# Address being used for CU



## Worriedman (7 Aug 2019)

My partners mother is using our address for a credit union  loan that is heavily in arrears . Does this have any consequence to ourselves?


----------



## so-crates (7 Aug 2019)

I assume the loan is in her name? Does your partner have the same name as her (i.e they are both Mary Murphy or something like that)

It may be worth your while getting your credit report(s) to see what is on them. There are two, the Central Bank system ([broken link removed])
and the Irish Credit Bureau ([broken link removed])

Is there a reasonable reason why your address is being used or is she taking advantage?


----------



## Worriedman (7 Aug 2019)

Just same surname. reason is don't want people at home to see letters from the loan. I never thought it would effect our credit rating as it is in her name.


----------



## cremeegg (7 Aug 2019)

Worriedman said:


> My partners mother is using our address for a credit union  loan that is heavily in arrears . Does this have any consequence to ourselves?
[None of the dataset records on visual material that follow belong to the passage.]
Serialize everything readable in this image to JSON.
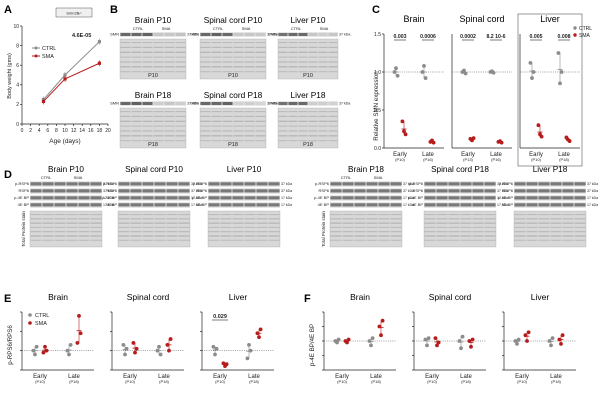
{
  "colors": {
    "ctrl": "#8c8c8c",
    "sma": "#b71c1c",
    "blotBg": "#e6e6e6",
    "blotBand": "#4a4a4a",
    "stainBg": "#d8d8d8"
  },
  "panels": {
    "A": {
      "letter": "A",
      "genotype_box": "Smn2B/-",
      "xlabel": "Age (days)",
      "ylabel": "Body weight (gms)",
      "pvalue": "4.6E-05",
      "legend": [
        "CTRL",
        "SMA"
      ],
      "xticks": [
        "0",
        "2",
        "4",
        "6",
        "8",
        "10",
        "12",
        "14",
        "16",
        "18",
        "20"
      ],
      "yticks": [
        "0",
        "2",
        "4",
        "6",
        "8",
        "10"
      ]
    },
    "B": {
      "letter": "B",
      "blots": [
        {
          "title": "Brain P10",
          "timepoint": "P10"
        },
        {
          "title": "Spinal cord P10",
          "timepoint": "P10"
        },
        {
          "title": "Liver P10",
          "timepoint": "P10"
        },
        {
          "title": "Brain P18",
          "timepoint": "P18"
        },
        {
          "title": "Spinal cord P18",
          "timepoint": "P18"
        },
        {
          "title": "Liver P18",
          "timepoint": "P18"
        }
      ],
      "smn": "SMN",
      "kda": "37 kDa",
      "ctrl": "CTRL",
      "sma": "SMA"
    },
    "C": {
      "letter": "C",
      "ylabel": "Relative SMN expression",
      "legend": [
        "CTRL",
        "SMA"
      ],
      "yticks": [
        "0.0",
        "0.5",
        "1.0",
        "1.5"
      ],
      "subplots": [
        {
          "title": "Brain",
          "pvalues": [
            "0.003",
            "0.0006"
          ],
          "xt": [
            "Early",
            "Late"
          ],
          "xs": [
            "(P10)",
            "(P16)"
          ]
        },
        {
          "title": "Spinal cord",
          "pvalues": [
            "0.0002",
            "8.2 10-6"
          ],
          "xt": [
            "Early",
            "Late"
          ],
          "xs": [
            "(P13)",
            "(P16)"
          ]
        },
        {
          "title": "Liver",
          "pvalues": [
            "0.005",
            "0.008"
          ],
          "xt": [
            "Early",
            "Late"
          ],
          "xs": [
            "(P10)",
            "(P18)"
          ]
        }
      ]
    },
    "D": {
      "letter": "D",
      "blots": [
        {
          "title": "Brain P10"
        },
        {
          "title": "Spinal cord P10"
        },
        {
          "title": "Liver P10"
        },
        {
          "title": "Brain P18"
        },
        {
          "title": "Spinal cord P18"
        },
        {
          "title": "Liver P18"
        }
      ],
      "rows": [
        "p-RSP6",
        "RSP6",
        "p-4E BP",
        "4E BP"
      ],
      "kda": [
        "37 kDa",
        "37 kDa",
        "17 kDa",
        "17 kDa"
      ],
      "stain": "Total Protein stain",
      "ctrl": "CTRL",
      "sma": "SMA"
    },
    "E": {
      "letter": "E",
      "ylabel": "p-RPS6/RPS6",
      "legend": [
        "CTRL",
        "SMA"
      ],
      "subplots": [
        {
          "title": "Brain",
          "pvalue": ""
        },
        {
          "title": "Spinal cord",
          "pvalue": ""
        },
        {
          "title": "Liver",
          "pvalue": "0.029"
        }
      ],
      "xt": [
        "Early",
        "Late"
      ],
      "xs": [
        "(P10)",
        "(P18)"
      ]
    },
    "F": {
      "letter": "F",
      "ylabel": "p-4E BP/4E BP",
      "subplots": [
        {
          "title": "Brain"
        },
        {
          "title": "Spinal cord"
        },
        {
          "title": "Liver"
        }
      ],
      "xt": [
        "Early",
        "Late"
      ],
      "xs": [
        "(P10)",
        "(P18)"
      ]
    }
  },
  "chart_data": [
    {
      "id": "A",
      "type": "line",
      "title": "Body weight",
      "xlabel": "Age (days)",
      "ylabel": "Body weight (gms)",
      "xlim": [
        0,
        20
      ],
      "ylim": [
        0,
        10
      ],
      "x": [
        5,
        10,
        18
      ],
      "series": [
        {
          "name": "CTRL",
          "values": [
            2.5,
            5.0,
            8.4
          ]
        },
        {
          "name": "SMA",
          "values": [
            2.3,
            4.6,
            6.2
          ]
        }
      ]
    },
    {
      "id": "C-brain",
      "type": "scatter",
      "title": "Brain",
      "ylim": [
        0,
        1.5
      ],
      "categories": [
        "Early",
        "Late"
      ],
      "series": [
        {
          "name": "CTRL",
          "values": [
            [
              1.0,
              1.05,
              0.95
            ],
            [
              1.0,
              1.08,
              0.92
            ]
          ]
        },
        {
          "name": "SMA",
          "values": [
            [
              0.35,
              0.22,
              0.18
            ],
            [
              0.08,
              0.1,
              0.07
            ]
          ]
        }
      ]
    },
    {
      "id": "C-spinal",
      "type": "scatter",
      "title": "Spinal cord",
      "ylim": [
        0,
        1.5
      ],
      "categories": [
        "Early",
        "Late"
      ],
      "series": [
        {
          "name": "CTRL",
          "values": [
            [
              1.0,
              1.02,
              0.98
            ],
            [
              1.0,
              1.01,
              0.99
            ]
          ]
        },
        {
          "name": "SMA",
          "values": [
            [
              0.12,
              0.1,
              0.13
            ],
            [
              0.08,
              0.09,
              0.07
            ]
          ]
        }
      ]
    },
    {
      "id": "C-liver",
      "type": "scatter",
      "title": "Liver",
      "ylim": [
        0,
        1.5
      ],
      "categories": [
        "Early",
        "Late"
      ],
      "series": [
        {
          "name": "CTRL",
          "values": [
            [
              1.12,
              0.92,
              1.0
            ],
            [
              1.25,
              0.85,
              1.0
            ]
          ]
        },
        {
          "name": "SMA",
          "values": [
            [
              0.3,
              0.18,
              0.15
            ],
            [
              0.14,
              0.11,
              0.09
            ]
          ]
        }
      ]
    },
    {
      "id": "E-brain",
      "type": "scatter",
      "title": "Brain",
      "ylim": [
        0,
        3
      ],
      "categories": [
        "Early",
        "Late"
      ],
      "series": [
        {
          "name": "CTRL",
          "values": [
            [
              1.0,
              0.8,
              1.2
            ],
            [
              1.0,
              0.8,
              1.3
            ]
          ]
        },
        {
          "name": "SMA",
          "values": [
            [
              0.9,
              1.2,
              1.0
            ],
            [
              1.4,
              2.8,
              1.9
            ]
          ]
        }
      ]
    },
    {
      "id": "E-spinal",
      "type": "scatter",
      "title": "Spinal cord",
      "ylim": [
        0,
        3
      ],
      "categories": [
        "Early",
        "Late"
      ],
      "series": [
        {
          "name": "CTRL",
          "values": [
            [
              1.3,
              0.8,
              1.1
            ],
            [
              1.0,
              1.2,
              0.8
            ]
          ]
        },
        {
          "name": "SMA",
          "values": [
            [
              1.4,
              0.9,
              1.1
            ],
            [
              1.3,
              1.0,
              1.6
            ]
          ]
        }
      ]
    },
    {
      "id": "E-liver",
      "type": "scatter",
      "title": "Liver",
      "ylim": [
        0,
        3
      ],
      "categories": [
        "Early",
        "Late"
      ],
      "series": [
        {
          "name": "CTRL",
          "values": [
            [
              1.2,
              0.8,
              1.1
            ],
            [
              0.6,
              1.3,
              1.0
            ]
          ]
        },
        {
          "name": "SMA",
          "values": [
            [
              0.35,
              0.2,
              0.3
            ],
            [
              1.9,
              1.7,
              2.1
            ]
          ]
        }
      ]
    },
    {
      "id": "F-brain",
      "type": "scatter",
      "title": "Brain",
      "ylim": [
        0,
        2
      ],
      "categories": [
        "Early",
        "Late"
      ],
      "series": [
        {
          "name": "CTRL",
          "values": [
            [
              1.0,
              0.95,
              1.05
            ],
            [
              1.0,
              0.85,
              1.1
            ]
          ]
        },
        {
          "name": "SMA",
          "values": [
            [
              1.0,
              0.95,
              1.05
            ],
            [
              1.5,
              1.2,
              1.7
            ]
          ]
        }
      ]
    },
    {
      "id": "F-spinal",
      "type": "scatter",
      "title": "Spinal cord",
      "ylim": [
        0,
        2
      ],
      "categories": [
        "Early",
        "Late"
      ],
      "series": [
        {
          "name": "CTRL",
          "values": [
            [
              1.05,
              0.85,
              1.1
            ],
            [
              1.0,
              0.75,
              1.15
            ]
          ]
        },
        {
          "name": "SMA",
          "values": [
            [
              1.1,
              0.85,
              0.95
            ],
            [
              1.0,
              0.8,
              1.05
            ]
          ]
        }
      ]
    },
    {
      "id": "F-liver",
      "type": "scatter",
      "title": "Liver",
      "ylim": [
        0,
        2
      ],
      "categories": [
        "Early",
        "Late"
      ],
      "series": [
        {
          "name": "CTRL",
          "values": [
            [
              1.0,
              0.9,
              1.05
            ],
            [
              1.0,
              0.85,
              1.1
            ]
          ]
        },
        {
          "name": "SMA",
          "values": [
            [
              1.2,
              1.0,
              1.3
            ],
            [
              1.05,
              0.9,
              1.2
            ]
          ]
        }
      ]
    }
  ]
}
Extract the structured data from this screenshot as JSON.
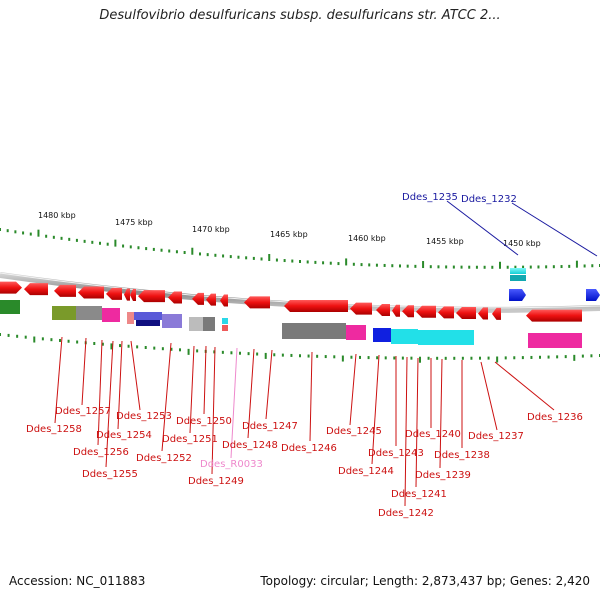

AFAIK. The banks credit approval processes are private. If a bank were aware of a CU loan in arrears at a particular address, I suspect this would make them less likely to issue any future loan to a person at that address. I doubt the surname would matter. The question that would link you to the loan in arrears is more likely to be, "how long have you lived at that address"


----------



## Worriedman (7 Aug 2019)

If I get her to change her address then will that solve the problem


----------